Tout d’abord, nous tenons à remercier Fanstriker pour votre fidélité et votre intérêt porté à SPORTEM !
Le changement de localisation de Lille à Paris a été capital dans le développement du SPORTEM puisqu’il a permis de renforcer la résonance européenne aussi bien chez nos visiteurs que nos exposants.

Pour la 5ème édition, après deux éditions au Parc des Princes, nous voulions un nouveau lieu porteur des attributs associés à notre événement. Notre volonté était de trouver un véritable partenaire pouvant symboliser les nouvelles tendances du marketing sportif et non un simple lieu locatif. Organiser l’édition 2020 à Paris La Défense Arena, le lieu de sport spectacle par excellence avec une arena ultra-moderne, conçue pour développer les revenus, était donc un véritable souhait de notre part dont nous sommes aujourd’hui très heureux.

Avec votre expérience en agence et un peu de recul, avez-vous pu constater une évolution dans la façon de proposer des expériences aux fans par les différents acteurs avec qui vous évoluez ?


Cela fait plus de 10 ans que j’évolue dans l’industrie du sport et je constate que même si l’expérience fan n’est pas forcément un concept nouveau, cette notion s’est industrialisée au sens où les différentes structures, quelque soit leur taille, intègrent dorénavant cette dimension dans leur réflexion. Cela se traduit de différentes manières comme par la création d’un département dédié, du recrutement de personnes qualifiées, ou encore le recours à des agences spécialisées.

Pour conclure cet échange, pourriez-vous nous partager votre propre définition de la fan expérience ?

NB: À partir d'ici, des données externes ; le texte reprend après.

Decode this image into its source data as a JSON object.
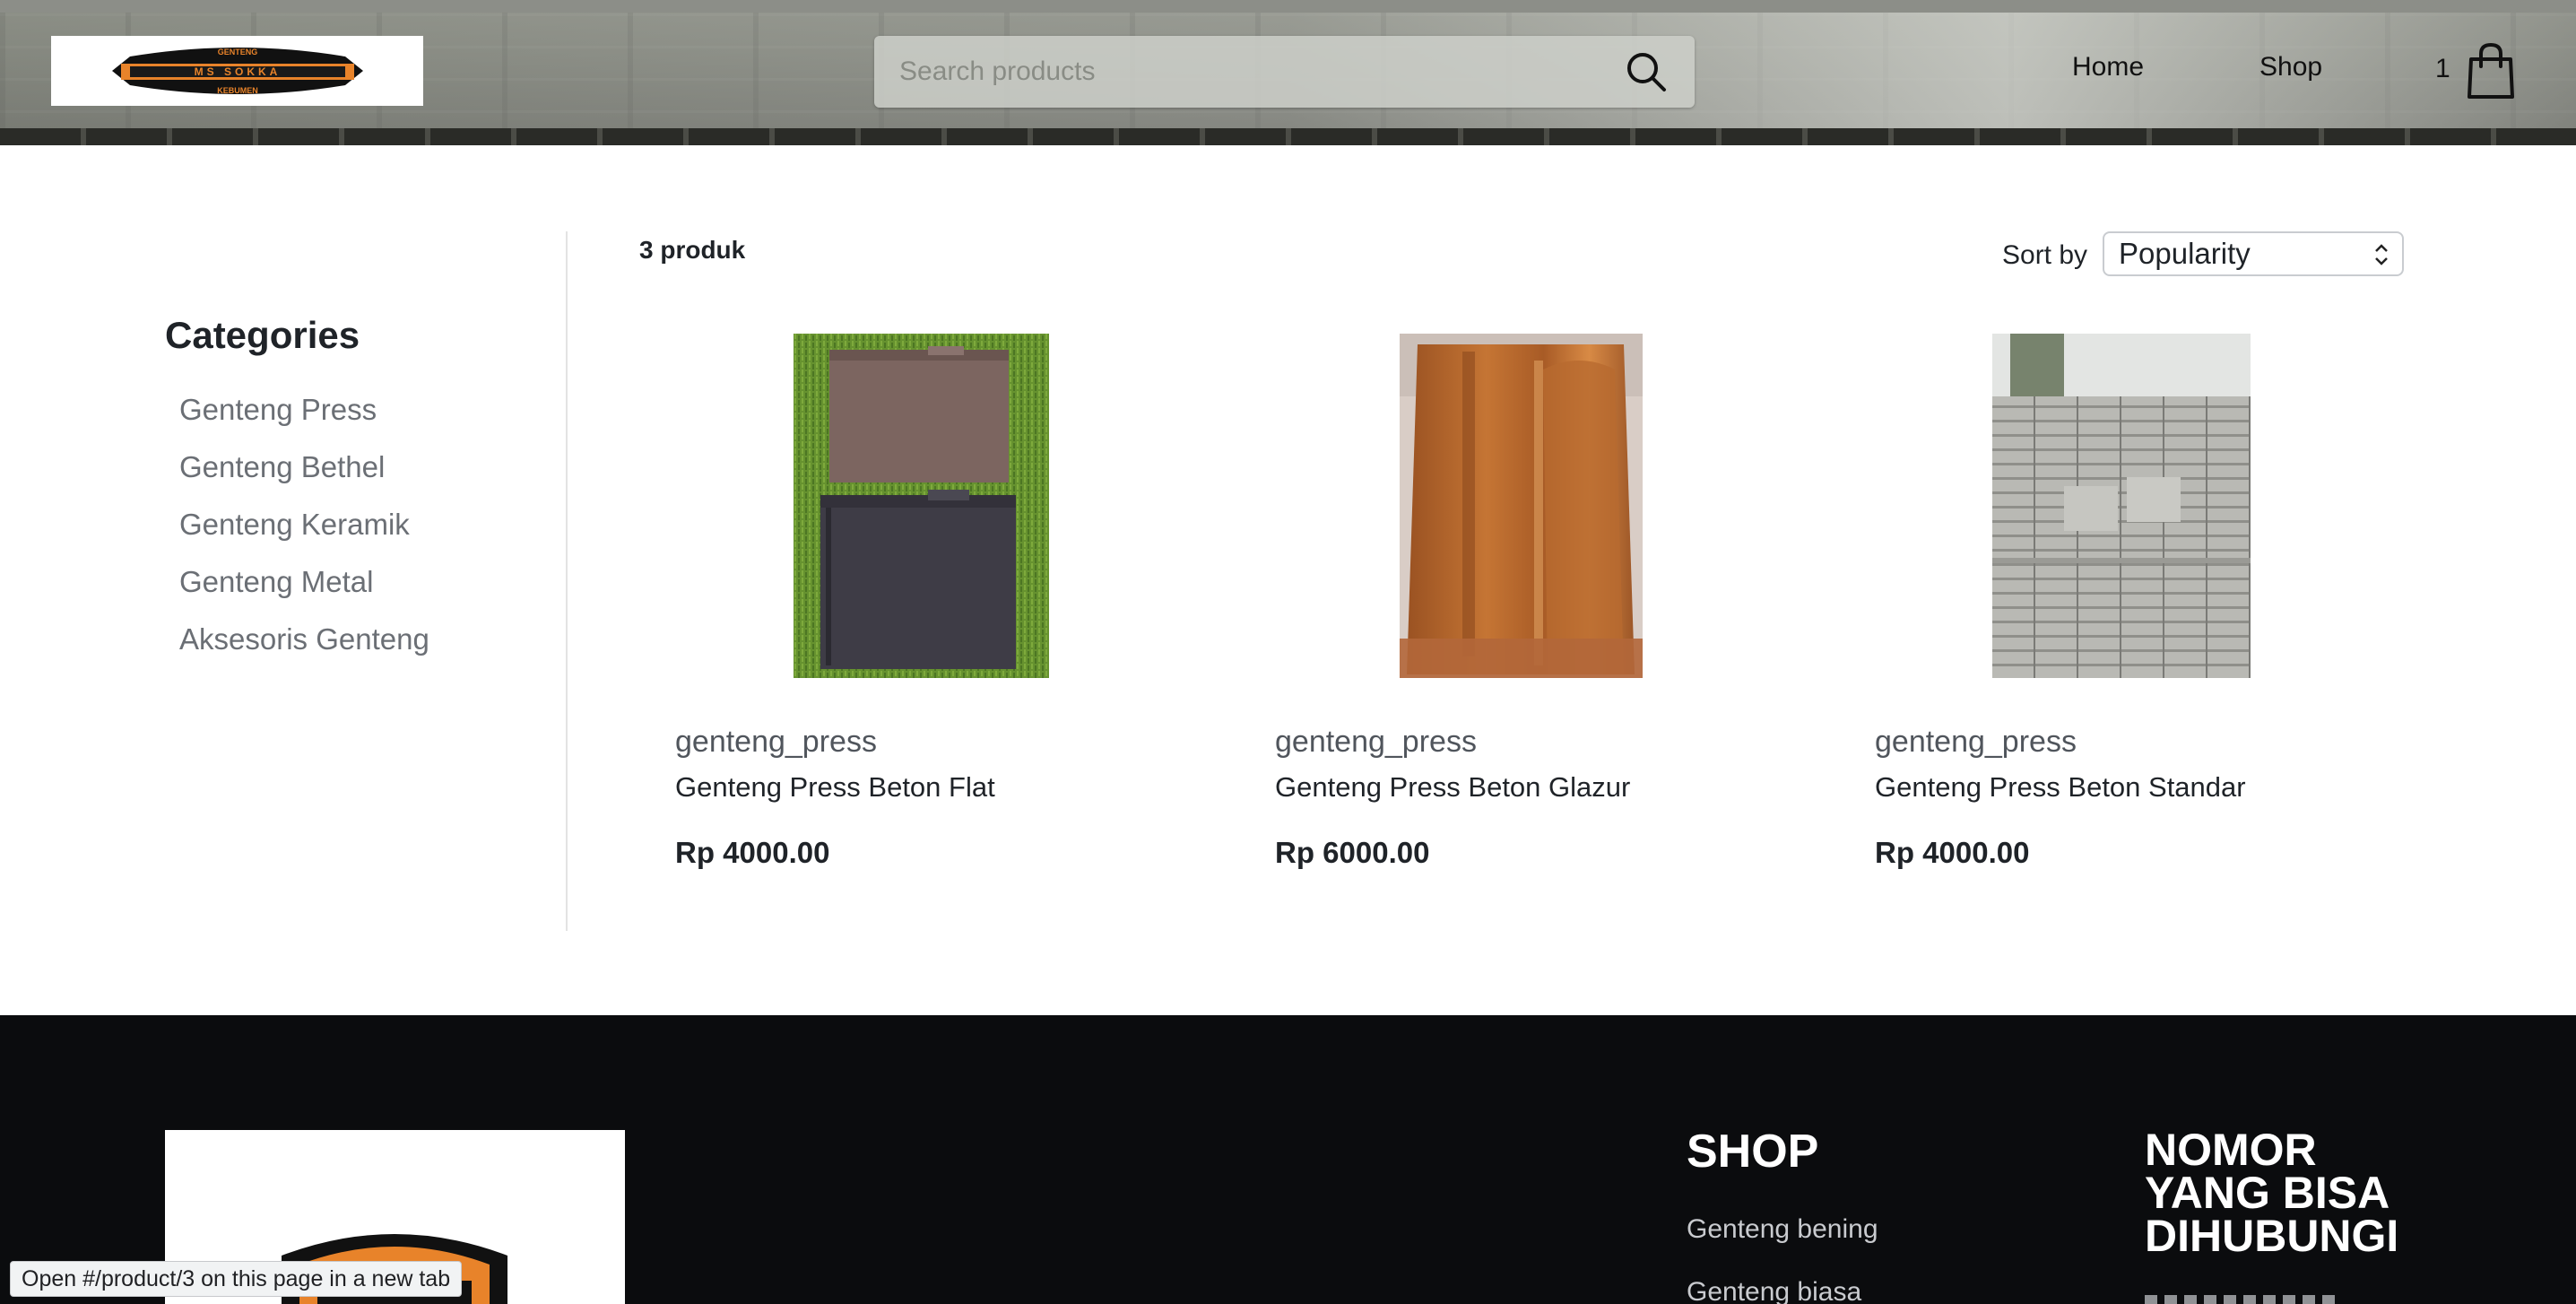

Vaste question, vaste sujet  mais pour essayer d’être synthétique, pour moi la fan experience pourrait se résumer de la manière suivante : « tout ce qui est réalisé pour que le spectateur soit satisfait quelque soit le résultat de la rencontre ». C’est tout bête mais cela recouvre une multitude de petites choses avant, pendant et après, perçues directement ou non par le spectateur faisant intervenir de la technologie et de l’humain et donc un sourire d’un(e) hôte(sse) ou la cuisson d’une frite peut avoir autant d’importance qu’une solution de paiement ou qu’une animation novatrice.

Merci à Benjamin pour cette interview.
Pour rappel, nous vous donnons rendez-vous sur le salon SPORTEM les 30 et 31 mars prochain.